Permanent Representative of Malawi to the United Nations
- In office September 9, 2016 – February 19, 2018
- Preceded by: Brian Bowler
- Succeeded by: TBD

Malawian Ambassador to the United States
- In office September 9, 2016 – February 19, 2018
- Preceded by: Steve Dick Tennyson Matenje
- Succeeded by: Edward Yakobe Sawerengera

Personal details
- Born: 1957 Malawi
- Died: February 19, 2018 (age 61) New Brunswick, New Jersey, United States

= Necton Mhura =

Malawian academic, diplomat, and politician (1957–2018)

Necton Darlington Mhura (1957 – February 19, 2018) was a Malawian academic, diplomat and politician.

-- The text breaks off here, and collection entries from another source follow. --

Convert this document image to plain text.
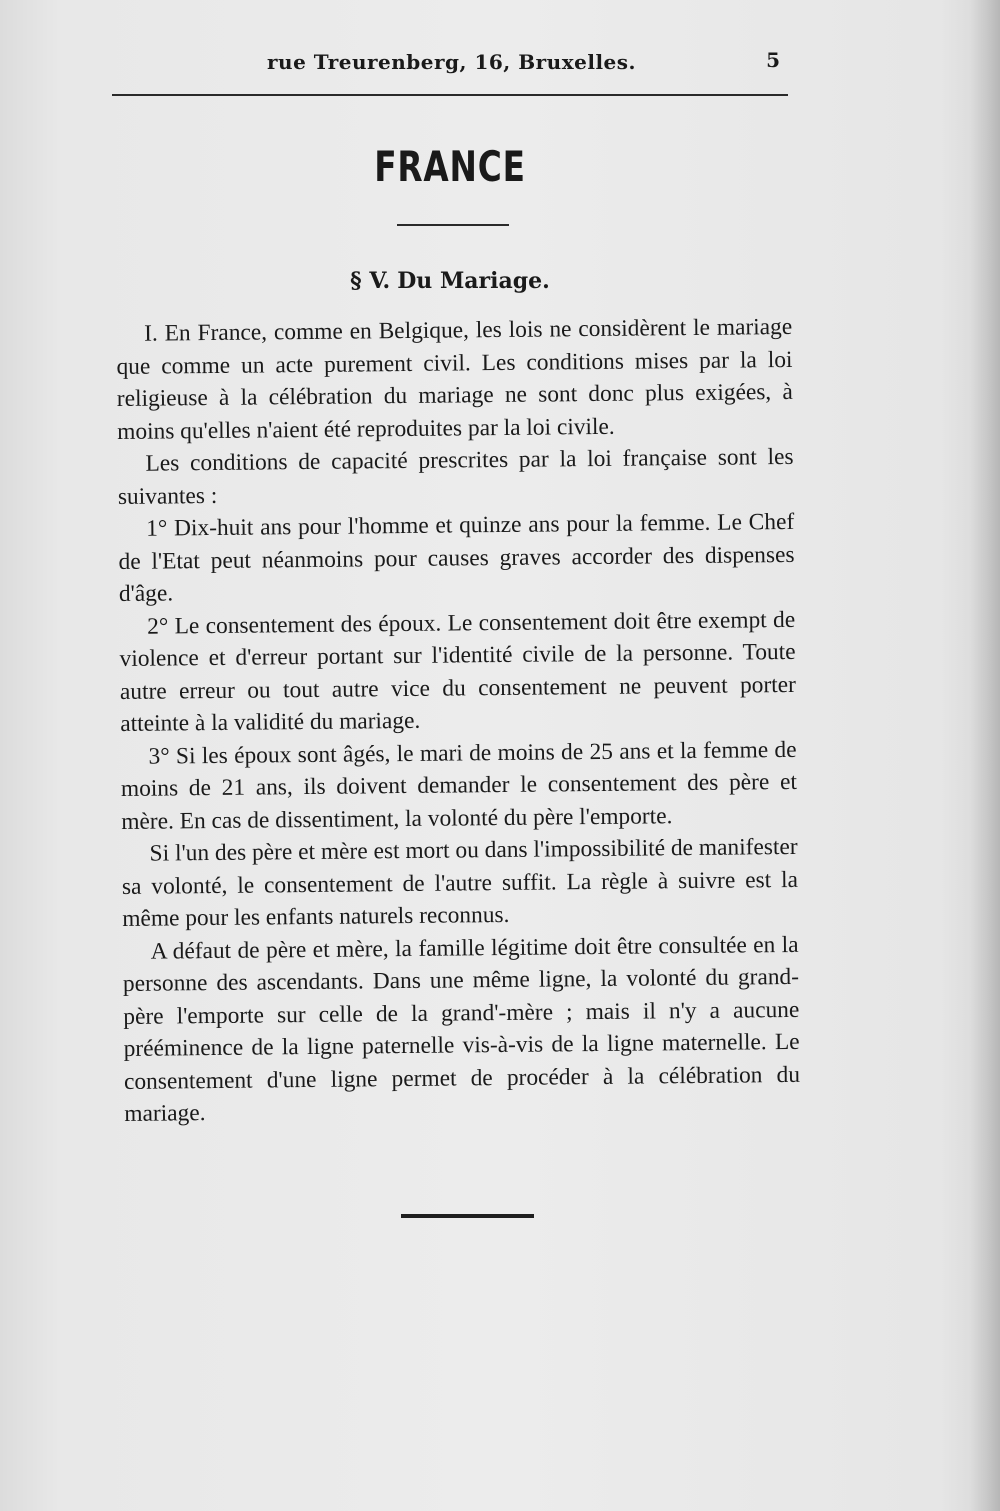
rue Treurenberg, 16, Bruxelles.	5
FRANCE
§ V. Du Mariage.

I. En France, comme en Belgique, les lois ne considèrent le mariage que comme un acte purement civil. Les conditions mises par la loi religieuse à la célébration du mariage ne sont donc plus exigées, à moins qu'elles n'aient été reproduites par la loi civile.

Les conditions de capacité prescrites par la loi française sont les suivantes :

1° Dix-huit ans pour l'homme et quinze ans pour la femme. Le Chef de l'Etat peut néanmoins pour causes graves accorder des dispenses d'âge.

2° Le consentement des époux. Le consentement doit être exempt de violence et d'erreur portant sur l'identité civile de la personne. Toute autre erreur ou tout autre vice du consentement ne peuvent porter atteinte à la validité du mariage.

3° Si les époux sont âgés, le mari de moins de 25 ans et la femme de moins de 21 ans, ils doivent demander le consentement des père et mère. En cas de dissentiment, la volonté du père l'emporte.

Si l'un des père et mère est mort ou dans l'impossibilité de manifester sa volonté, le consentement de l'autre suffit. La règle à suivre est la même pour les enfants naturels reconnus.

A défaut de père et mère, la famille légitime doit être consultée en la personne des ascendants. Dans une même ligne, la volonté du grand-père l'emporte sur celle de la grand'-mère ; mais il n'y a aucune prééminence de la ligne paternelle vis-à-vis de la ligne maternelle. Le consentement d'une ligne permet de procéder à la célébration du mariage.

He served as Malawi's Ambassador to the United States, with dual accreditation to Canada and Mexico, from May 2015 to September 2016 and the Permanent Representative of Malawi to the United Nations from 2016 until his death in office on February 19, 2018.

==Biography==
Mhura received his Bachelor of Laws from the University of Malawi and his Master of Laws from the University of London. He joined the University of Edinburgh as a research fellow from 1985 until 1988.

===Career===
Mhura taught as a law lecturer at Malawi Polytechnic from 1995 until 1998. He then served as the head of department of law at the University of Malawi from 1996 until 2002, acting Dean of the university from 1997 until 2000, and Dean of the Faculty of Law at University of Malawi, Chancellor College, from 2004 until 2007.

He was appointed as the national Commissioner of Lands for the Malawi's Ministry of Lands, Housing and Urban Development from 2009 to 2010 and the Deputy Chief Secretary to the Government of Malawi from 2010 until 2012. He practiced law from 2012 until 2015, when he was appointed Ambassador to the United States.

===Ambassador to the United States===
Necton Mhura served as Ambassador to the United States from May 2015 until September 2016. He concurrently served as the non-resident High Commissioner to Canada and the Bahamas, as well as the non-resident Ambassador to Cuba and Mexico. He was appointed Ambassador to the United States on May 18, 2015.

===Permanent Representative to the United Nations===
In September 2016, Mhura was appointed Permanent Representative of Malawi to the United Nations. He presented his credentials to United Nations Secretary-General Ban Ki-moon on September 9, 2016. He remained in the position until his death on February 19, 2018.

Necton Mhura died of complications from cancer at Robert Wood Johnson University Hospital in New Brunswick, New Jersey, on February 19, 2018, at the age of 61. He was survived by his wife and three children. A memorial service was held in Yonkers, New York, before his body was flown to Malawi. Mhura was buried in the city of Zomba, Malawi, on March 1, 2018.